Pro-Palestine encampment on Leeds University campus removed after threat of legal action

The protest against the university’s ‘complicity’ on the situation in Gaza lasted 47 days

The student encampment on University of Leeds campus in support of Palestine has ended after 47 days after the uni launched legal proceedings to obtain a possession order.

Student organisations announced earlier this week that the encampment “reached its end” but that demonstrations and occupations would “be back in September” to continue protesting for an end to the conflict in Palestine.

Celebrating the encampment’s successes, Leeds Students Against Apartheid Coalition thanked students and supporters, as well as over 30 societies who expressed support for the Palestinian cause as a result of the encampment’s efforts.

Student Rebellion Leeds and Leeds Students Against Apartheid Coalition announced the end of the encampment on Monday.

In a statement shared to Instagram, the student Coalition described how the encampment held cultural and educational events, as well as organised walkouts, marches and vigils in protest against the university’s “complicity” and in solidarity with the Palestinian people.
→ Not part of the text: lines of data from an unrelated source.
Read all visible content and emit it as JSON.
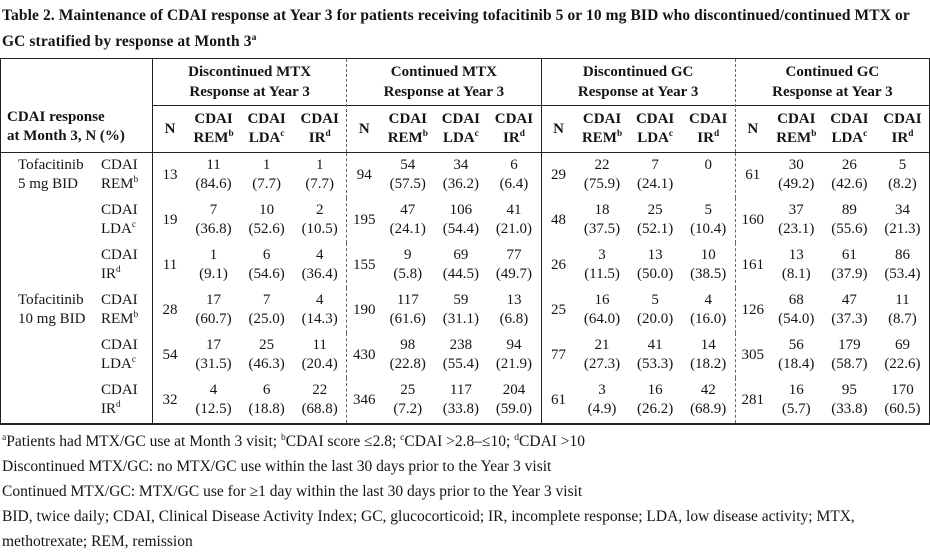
{
  "title": "Table 2. Maintenance of CDAI response at Year 3 for patients receiving tofacitinib 5 or 10 mg BID who discontinued/continued MTX or GC stratified by response at Month 3^{a}",
  "table": {
    "row_header": {
      "line1": "CDAI response",
      "line2": "at Month 3, N (%)"
    },
    "groups": [
      {
        "title": "Discontinued MTX",
        "subtitle": "Response at Year 3"
      },
      {
        "title": "Continued MTX",
        "subtitle": "Response at Year 3"
      },
      {
        "title": "Discontinued GC",
        "subtitle": "Response at Year 3"
      },
      {
        "title": "Continued GC",
        "subtitle": "Response at Year 3"
      }
    ],
    "subcolumns": [
      {
        "l1": "N",
        "l2": ""
      },
      {
        "l1": "CDAI",
        "l2": "REM^{b}"
      },
      {
        "l1": "CDAI",
        "l2": "LDA^{c}"
      },
      {
        "l1": "CDAI",
        "l2": "IR^{d}"
      }
    ],
    "rows": [
      {
        "drug": [
          "Tofacitinib",
          "5 mg BID"
        ],
        "category": [
          "CDAI",
          "REM^{b}"
        ],
        "groups": [
          {
            "n": "13",
            "cells": [
              [
                "11",
                "(84.6)"
              ],
              [
                "1",
                "(7.7)"
              ],
              [
                "1",
                "(7.7)"
              ]
            ]
          },
          {
            "n": "94",
            "cells": [
              [
                "54",
                "(57.5)"
              ],
              [
                "34",
                "(36.2)"
              ],
              [
                "6",
                "(6.4)"
              ]
            ]
          },
          {
            "n": "29",
            "cells": [
              [
                "22",
                "(75.9)"
              ],
              [
                "7",
                "(24.1)"
              ],
              [
                "0",
                ""
              ]
            ]
          },
          {
            "n": "61",
            "cells": [
              [
                "30",
                "(49.2)"
              ],
              [
                "26",
                "(42.6)"
              ],
              [
                "5",
                "(8.2)"
              ]
            ]
          }
        ]
      },
      {
        "drug": null,
        "category": [
          "CDAI",
          "LDA^{c}"
        ],
        "groups": [
          {
            "n": "19",
            "cells": [
              [
                "7",
                "(36.8)"
              ],
              [
                "10",
                "(52.6)"
              ],
              [
                "2",
                "(10.5)"
              ]
            ]
          },
          {
            "n": "195",
            "cells": [
              [
                "47",
                "(24.1)"
              ],
              [
                "106",
                "(54.4)"
              ],
              [
                "41",
                "(21.0)"
              ]
            ]
          },
          {
            "n": "48",
            "cells": [
              [
                "18",
                "(37.5)"
              ],
              [
                "25",
                "(52.1)"
              ],
              [
                "5",
                "(10.4)"
              ]
            ]
          },
          {
            "n": "160",
            "cells": [
              [
                "37",
                "(23.1)"
              ],
              [
                "89",
                "(55.6)"
              ],
              [
                "34",
                "(21.3)"
              ]
            ]
          }
        ]
      },
      {
        "drug": null,
        "category": [
          "CDAI",
          "IR^{d}"
        ],
        "groups": [
          {
            "n": "11",
            "cells": [
              [
                "1",
                "(9.1)"
              ],
              [
                "6",
                "(54.6)"
              ],
              [
                "4",
                "(36.4)"
              ]
            ]
          },
          {
            "n": "155",
            "cells": [
              [
                "9",
                "(5.8)"
              ],
              [
                "69",
                "(44.5)"
              ],
              [
                "77",
                "(49.7)"
              ]
            ]
          },
          {
            "n": "26",
            "cells": [
              [
                "3",
                "(11.5)"
              ],
              [
                "13",
                "(50.0)"
              ],
              [
                "10",
                "(38.5)"
              ]
            ]
          },
          {
            "n": "161",
            "cells": [
              [
                "13",
                "(8.1)"
              ],
              [
                "61",
                "(37.9)"
              ],
              [
                "86",
                "(53.4)"
              ]
            ]
          }
        ]
      },
      {
        "drug": [
          "Tofacitinib",
          "10 mg BID"
        ],
        "category": [
          "CDAI",
          "REM^{b}"
        ],
        "groups": [
          {
            "n": "28",
            "cells": [
              [
                "17",
                "(60.7)"
              ],
              [
                "7",
                "(25.0)"
              ],
              [
                "4",
                "(14.3)"
              ]
            ]
          },
          {
            "n": "190",
            "cells": [
              [
                "117",
                "(61.6)"
              ],
              [
                "59",
                "(31.1)"
              ],
              [
                "13",
                "(6.8)"
              ]
            ]
          },
          {
            "n": "25",
            "cells": [
              [
                "16",
                "(64.0)"
              ],
              [
                "5",
                "(20.0)"
              ],
              [
                "4",
                "(16.0)"
              ]
            ]
          },
          {
            "n": "126",
            "cells": [
              [
                "68",
                "(54.0)"
              ],
              [
                "47",
                "(37.3)"
              ],
              [
                "11",
                "(8.7)"
              ]
            ]
          }
        ]
      },
      {
        "drug": null,
        "category": [
          "CDAI",
          "LDA^{c}"
        ],
        "groups": [
          {
            "n": "54",
            "cells": [
              [
                "17",
                "(31.5)"
              ],
              [
                "25",
                "(46.3)"
              ],
              [
                "11",
                "(20.4)"
              ]
            ]
          },
          {
            "n": "430",
            "cells": [
              [
                "98",
                "(22.8)"
              ],
              [
                "238",
                "(55.4)"
              ],
              [
                "94",
                "(21.9)"
              ]
            ]
          },
          {
            "n": "77",
            "cells": [
              [
                "21",
                "(27.3)"
              ],
              [
                "41",
                "(53.3)"
              ],
              [
                "14",
                "(18.2)"
              ]
            ]
          },
          {
            "n": "305",
            "cells": [
              [
                "56",
                "(18.4)"
              ],
              [
                "179",
                "(58.7)"
              ],
              [
                "69",
                "(22.6)"
              ]
            ]
          }
        ]
      },
      {
        "drug": null,
        "category": [
          "CDAI",
          "IR^{d}"
        ],
        "groups": [
          {
            "n": "32",
            "cells": [
              [
                "4",
                "(12.5)"
              ],
              [
                "6",
                "(18.8)"
              ],
              [
                "22",
                "(68.8)"
              ]
            ]
          },
          {
            "n": "346",
            "cells": [
              [
                "25",
                "(7.2)"
              ],
              [
                "117",
                "(33.8)"
              ],
              [
                "204",
                "(59.0)"
              ]
            ]
          },
          {
            "n": "61",
            "cells": [
              [
                "3",
                "(4.9)"
              ],
              [
                "16",
                "(26.2)"
              ],
              [
                "42",
                "(68.9)"
              ]
            ]
          },
          {
            "n": "281",
            "cells": [
              [
                "16",
                "(5.7)"
              ],
              [
                "95",
                "(33.8)"
              ],
              [
                "170",
                "(60.5)"
              ]
            ]
          }
        ]
      }
    ]
  },
  "footnotes": [
    "^{a}Patients had MTX/GC use at Month 3 visit; ^{b}CDAI score ≤2.8; ^{c}CDAI >2.8–≤10; ^{d}CDAI >10",
    "Discontinued MTX/GC: no MTX/GC use within the last 30 days prior to the Year 3 visit",
    "Continued MTX/GC: MTX/GC use for ≥1 day within the last 30 days prior to the Year 3 visit",
    "BID, twice daily; CDAI, Clinical Disease Activity Index; GC, glucocorticoid; IR, incomplete response; LDA, low disease activity; MTX,",
    "methotrexate; REM, remission"
  ],
  "colors": {
    "text": "#141414",
    "border": "#222222",
    "background": "#ffffff"
  }
}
Celebrating the occupation’s successes, the Coalition explained how the encampment resulted in more meetings with the University Executive group (UEG) and successfully demonstrated the solidarity of the students with Palestine: “Our ability to escalate actions after eight months of non-stop protesting is a testament of the movement’s strength and resilience.”

But despite its achievements, the Coalition claimed that “the University [of Leeds] remains complicit in settler colonialism and the devastating violence it wrought.”

The statement read: “The UEG continues to hide behind the excuse of political neutrality to resist any effort to end its complicity, while committing fully to partnering with institutions and individuals responsible for the mass slaughtering of Palestinians.”

Speaking of the university’s stance as being a “choice”, the Coalition also described how the decisions of members on the UEG board would be remembered throughout history: “It is a political choice to be materially involved with genocide and apartheid, just as it is a political choice to brutalise and surveil students, to collaborate with police in gathering information about protestors.

The hypocritical and cowardly manner in which the UEG has responded to this genocide will be a permanent stain in the university’s history.”

Announcing that the end of the encampment is only the beginning of the student movement, the Coalition declared that it will be back in September “stronger” as it believes that “the university will have only gotten worse.”

It also criticised the UEG for its failure to adequately address its political standing: “No doubt the UEG will not have taken any serious action in addressing its complicity in genocides, for it will continue to prioritise profits over the lives of Palestinians, students, and workers.”

A University of Leeds spokesperson said: “We know that many in our community are distressed and directly impacted by the ongoing conflict in Israel and Gaza, and we will continue to provide support for all students through our wellbeing and counselling services as well as the Students’ Union.

“We have been diligent in our upholding of free speech, alongside the rights of students, staff, and visitors to go about their business unimpeded and free from intimidation.

“Facilitated by Leeds University Union, our University Executive Group members and senior leaders have met with representatives of the encampment to maintain dialogue and listen to their concerns.

“However, after six weeks of protest, occupation and disruption, we  commenced legal proceedings to obtain a possession order. We welcome the camp’s decision to end the encampment voluntarily.”